Going further, the proxy can rewrite queries so that they satisfy our data-hiding requirements. This rewriting can of course vary depending on who the user is, where the call is coming from, or any other useful conditions.

For instance, a proxy can trivially intercept a query like:

SELECT ID, FIRST_NAME, LAST_NAME, BALANCE
FROM DEMO.CUSTOMERS 
WHERE COUNTRY = 'FR'

And rewrite it to:

SELECT ID, FIRST_NAME, SUBSTR(LAST_NAME, 1, 1) || 'XXXX' AS LAST_NAME, 0 AS BALANCE
FROM DEMO.CUSTOMERS 
WHERE COUNTRY = 'FR' AND REGION <> 'Z'

This all happens before it gets sent to the database. This approach works best for known queries, although it is often possible to analyze the query dynamically and modify it as needed.

Modifying Result Sets

When the database responds to a query, the result sets or result values go through the proxy, which can manipulate them as needed.

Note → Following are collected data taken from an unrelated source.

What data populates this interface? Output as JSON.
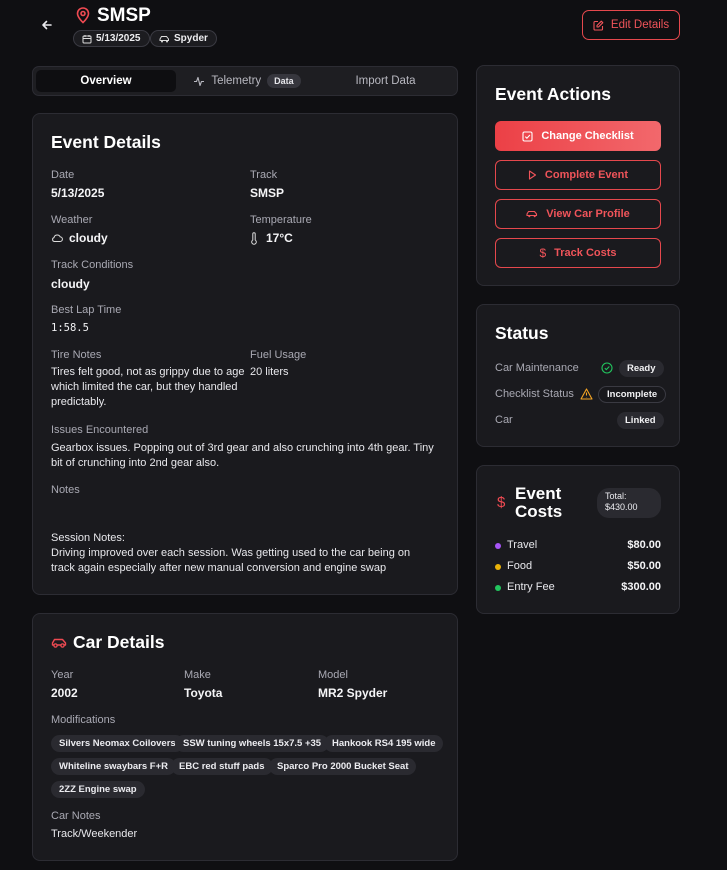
{
  "header": {
    "title": "SMSP",
    "date_badge": "5/13/2025",
    "car_badge": "Spyder",
    "edit_label": "Edit Details"
  },
  "tabs": {
    "overview": "Overview",
    "telemetry": "Telemetry",
    "telemetry_badge": "Data",
    "import": "Import Data"
  },
  "event_details": {
    "title": "Event Details",
    "date_label": "Date",
    "date": "5/13/2025",
    "track_label": "Track",
    "track": "SMSP",
    "weather_label": "Weather",
    "weather": "cloudy",
    "temperature_label": "Temperature",
    "temperature": "17°C",
    "conditions_label": "Track Conditions",
    "conditions": "cloudy",
    "best_lap_label": "Best Lap Time",
    "best_lap": "1:58.5",
    "tire_notes_label": "Tire Notes",
    "tire_notes": "Tires felt good, not as grippy due to age which limited the car, but they handled predictably.",
    "fuel_label": "Fuel Usage",
    "fuel": "20 liters",
    "issues_label": "Issues Encountered",
    "issues": "Gearbox issues. Popping out of 3rd gear and also crunching into 4th gear. Tiny bit of crunching into 2nd gear also.",
    "notes_label": "Notes",
    "session_notes_heading": "Session Notes:",
    "session_notes": "Driving improved over each session. Was getting used to the car being on track again especially after new manual conversion and engine swap"
  },
  "car_details": {
    "title": "Car Details",
    "year_label": "Year",
    "year": "2002",
    "make_label": "Make",
    "make": "Toyota",
    "model_label": "Model",
    "model": "MR2 Spyder",
    "mods_label": "Modifications",
    "modifications": [
      "Silvers Neomax Coilovers",
      "SSW tuning wheels 15x7.5 +35",
      "Hankook RS4 195 wide",
      "Whiteline swaybars F+R",
      "EBC red stuff pads",
      "Sparco Pro 2000 Bucket Seat",
      "2ZZ Engine swap"
    ],
    "notes_label": "Car Notes",
    "notes": "Track/Weekender"
  },
  "event_actions": {
    "title": "Event Actions",
    "change_checklist": "Change Checklist",
    "complete_event": "Complete Event",
    "view_car_profile": "View Car Profile",
    "track_costs": "Track Costs"
  },
  "status": {
    "title": "Status",
    "maintenance_label": "Car Maintenance",
    "maintenance_value": "Ready",
    "checklist_label": "Checklist Status",
    "checklist_value": "Incomplete",
    "car_label": "Car",
    "car_value": "Linked"
  },
  "costs": {
    "title_line1": "Event",
    "title_line2": "Costs",
    "total_label": "Total:",
    "total_value": "$430.00",
    "items": [
      {
        "label": "Travel",
        "value": "$80.00",
        "color": "#a855f7"
      },
      {
        "label": "Food",
        "value": "$50.00",
        "color": "#eab308"
      },
      {
        "label": "Entry Fee",
        "value": "$300.00",
        "color": "#22c55e"
      }
    ]
  },
  "colors": {
    "accent": "#ef4a52",
    "success": "#22c55e",
    "warning": "#f5a524"
  }
}
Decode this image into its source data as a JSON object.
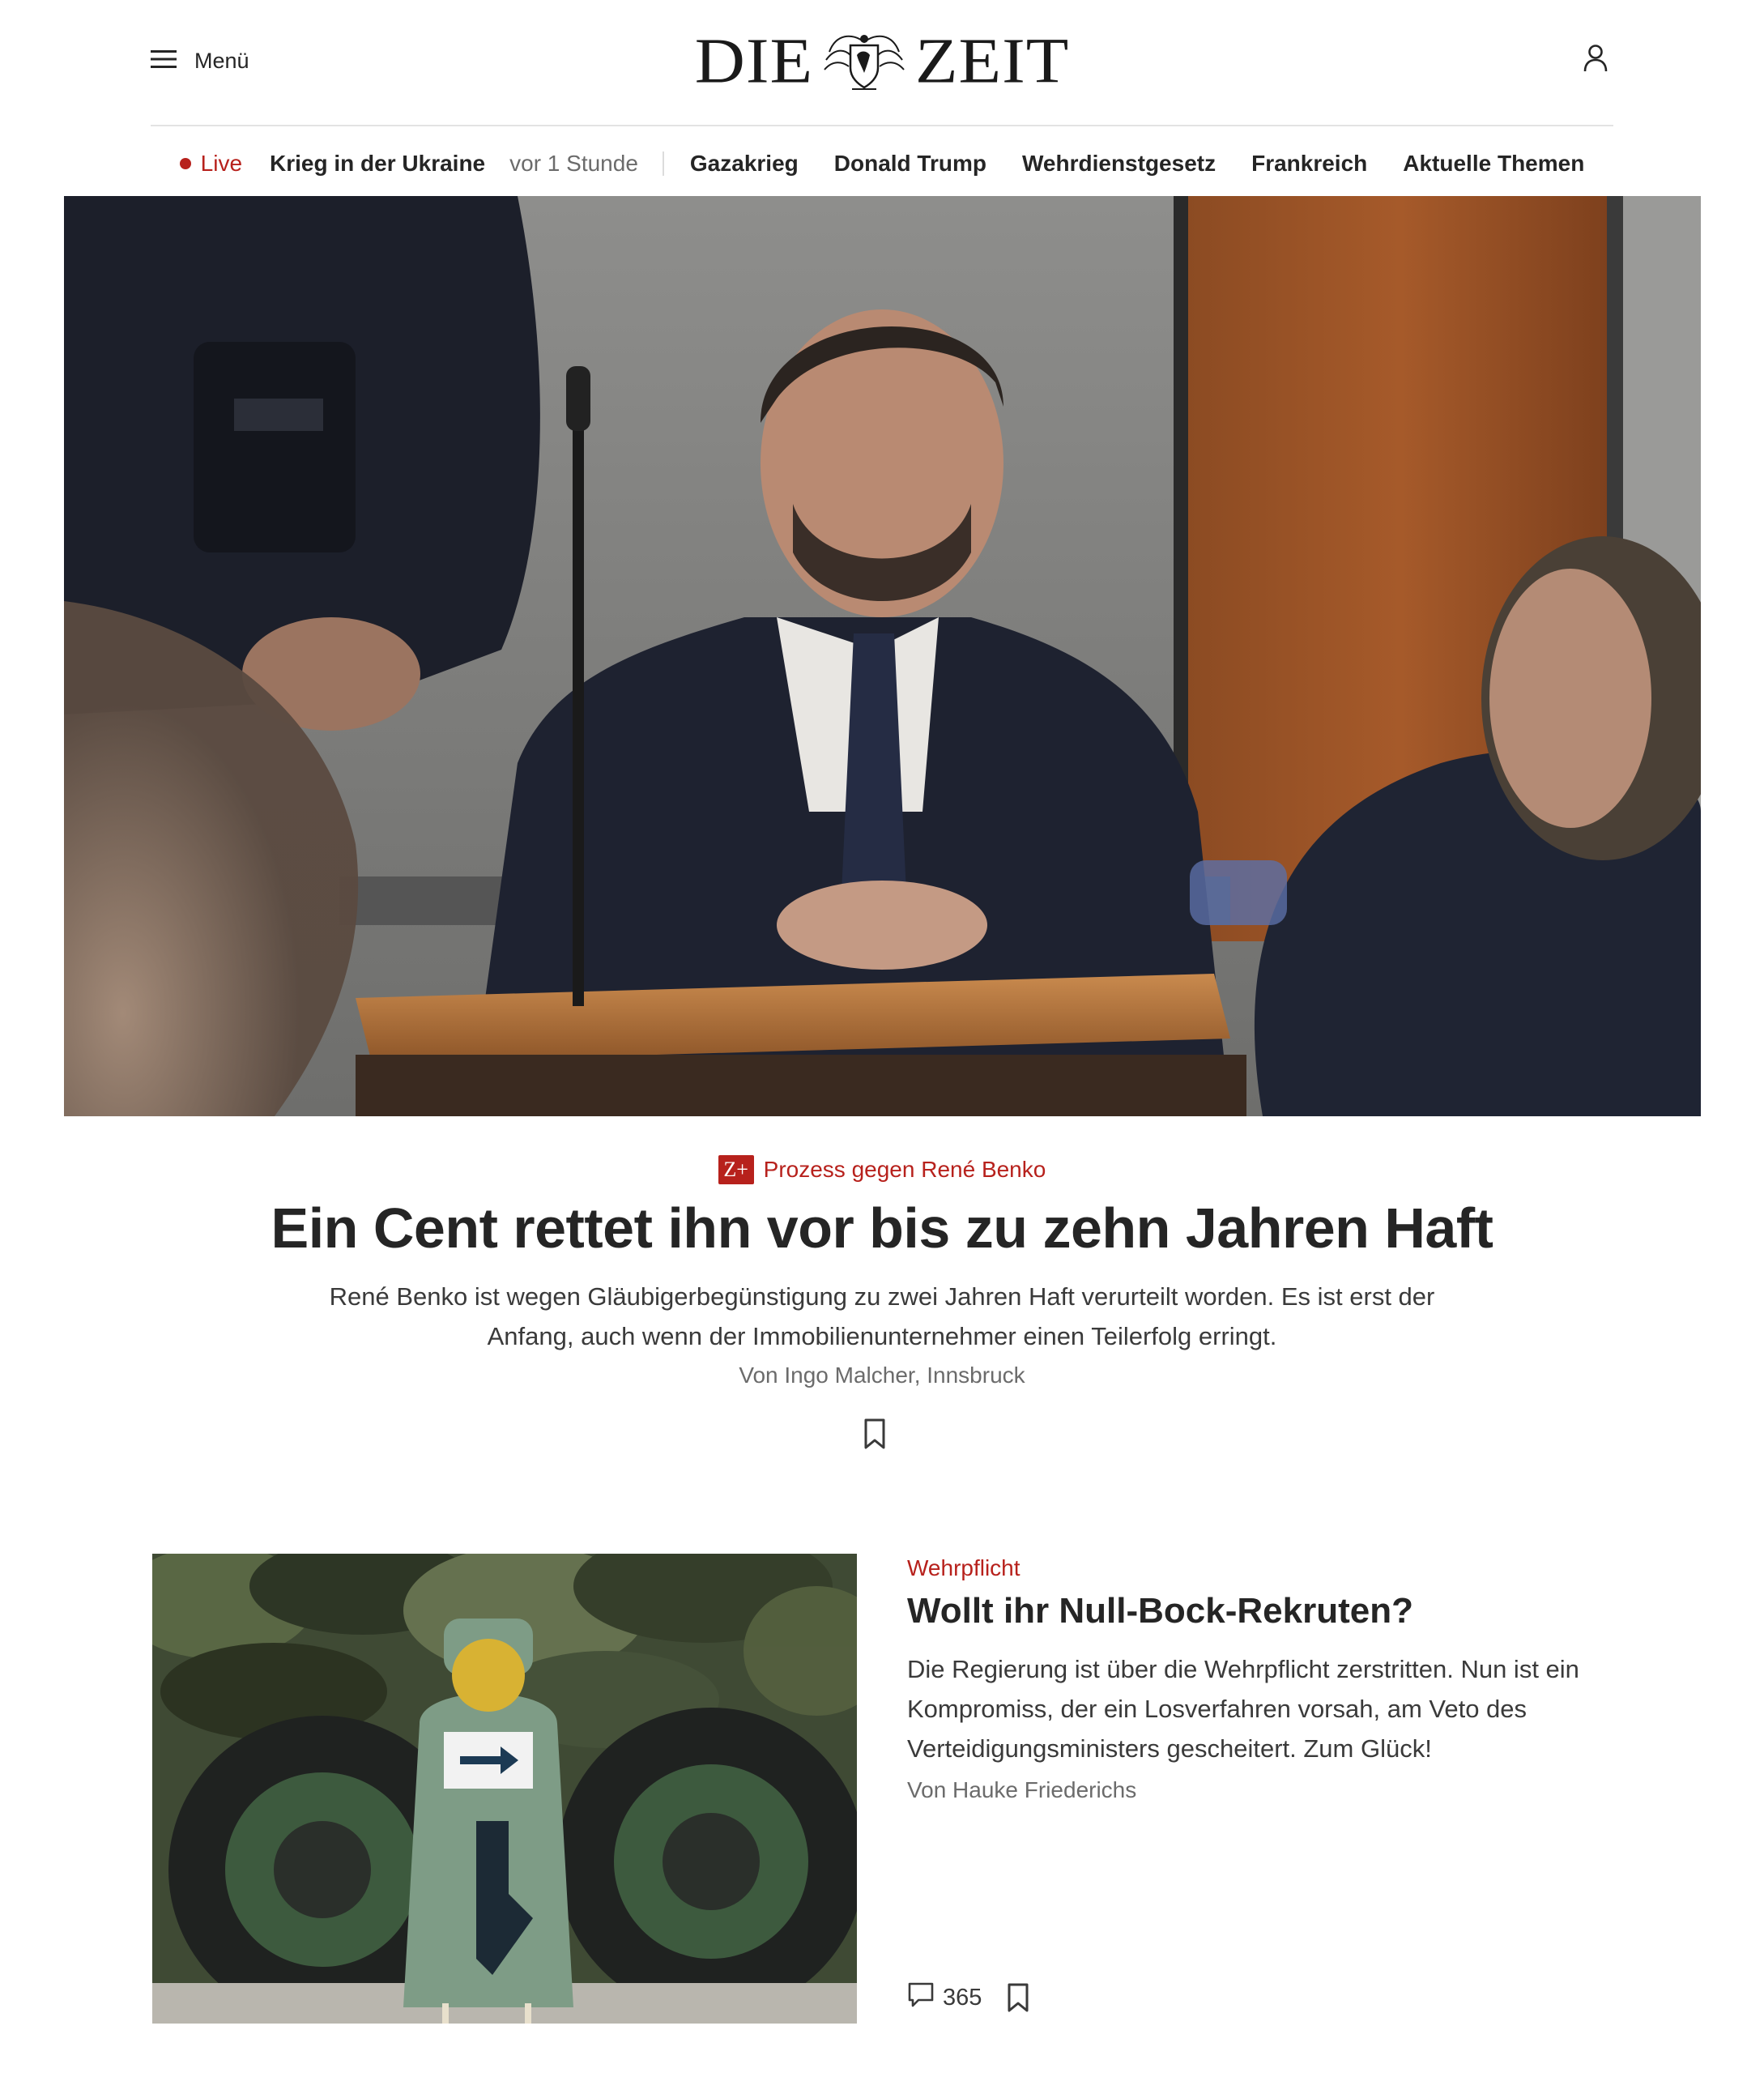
{
  "header": {
    "menu_label": "Menü",
    "logo_left": "DIE",
    "logo_right": "ZEIT",
    "icons": {
      "menu": "hamburger-icon",
      "account": "user-icon",
      "logo_emblem": "eagle-crest-icon"
    }
  },
  "topics": {
    "live_label": "Live",
    "live_topic": "Krieg in der Ukraine",
    "live_time": "vor 1 Stunde",
    "items": [
      "Gazakrieg",
      "Donald Trump",
      "Wehrdienstgesetz",
      "Frankreich",
      "Aktuelle Themen"
    ]
  },
  "hero": {
    "badge": "Z+",
    "kicker": "Prozess gegen René Benko",
    "title": "Ein Cent rettet ihn vor bis zu zehn Jahren Haft",
    "teaser": "René Benko ist wegen Gläubigerbegünstigung zu zwei Jahren Haft verurteilt worden. Es ist erst der Anfang, auch wenn der Immobilienunternehmer einen Teilerfolg erringt.",
    "byline": "Von Ingo Malcher, Innsbruck",
    "bookmark_icon": "bookmark-icon"
  },
  "article2": {
    "kicker": "Wehrpflicht",
    "title": "Wollt ihr Null-Bock-Rekruten?",
    "teaser": "Die Regierung ist über die Wehrpflicht zerstritten. Nun ist ein Kompromiss, der ein Losverfahren vorsah, am Veto des Verteidigungsministers gescheitert. Zum Glück!",
    "byline": "Von Hauke Friederichs",
    "comment_count": "365",
    "comment_icon": "comment-icon",
    "bookmark_icon": "bookmark-icon"
  },
  "colors": {
    "accent": "#b7211c",
    "text": "#252525",
    "muted": "#6b6b6b",
    "divider": "#e3e3e3"
  }
}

For example, using Gallium Data as a proxy, a trivial result set filter might look like:

if (row.COUNTRY === 'FR') {
    row.LAST_NAME = row.LAST_NAME.substring(0, 1) + "XXXX";
    row.BALANCE = 0;
}

This extra processing will add a small amount of latency, but that work needs to be done somewhere, and by doing it in the proxy, you're saving the database from having to do it.

The proxy has complete control over result sets and result values: it can modify rows, remove entire rows, or even insert new rows into a result set.

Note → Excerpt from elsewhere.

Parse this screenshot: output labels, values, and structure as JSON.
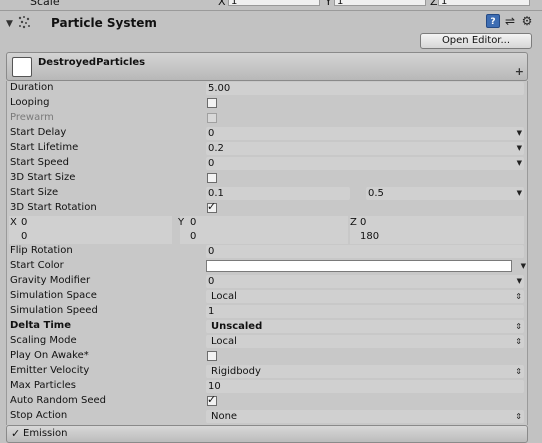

The Pros and Cons of Proxy-Based Data Hiding

Pros

• Requires no changes to the database, the database server, or the clients. This is clearly the most attractive feature of this approach: nothing has to change in your existing system.
• Puts no extra load on the database
• Can cover stored procedure execution, including parameter values and returned result sets
• Can be modulated based on the database user, the application user, the application's behavior, or any other factors
• Different proxies can enforce different sets of constraints.
• The constraints are administered outside of DB2 and require no special permissions in the database.

Cons

• Slight performance cost (typically on the order of 5%-10% increased latency)
• Limited in the case of free-form queries, since the proxy will never understand the queries as deeply as the database can
• Cannot entirely hide some data (e.g., aggregate data can reveal the existence and value of some hidden data).

Conclusion

The easiest way to look at this is to ask yourself what will best serve your requirements: a centralized solution, or a decentralized solution?

• If you're ok managing all your access control in DB2, then you should clearly go that way: it's extremely solid and flexible, and it's all built-in.
• If you'd rather not change your database, or DB2's access control does not fulfill your requirements, then using a proxy may be the easiest route  - sometimes the only route.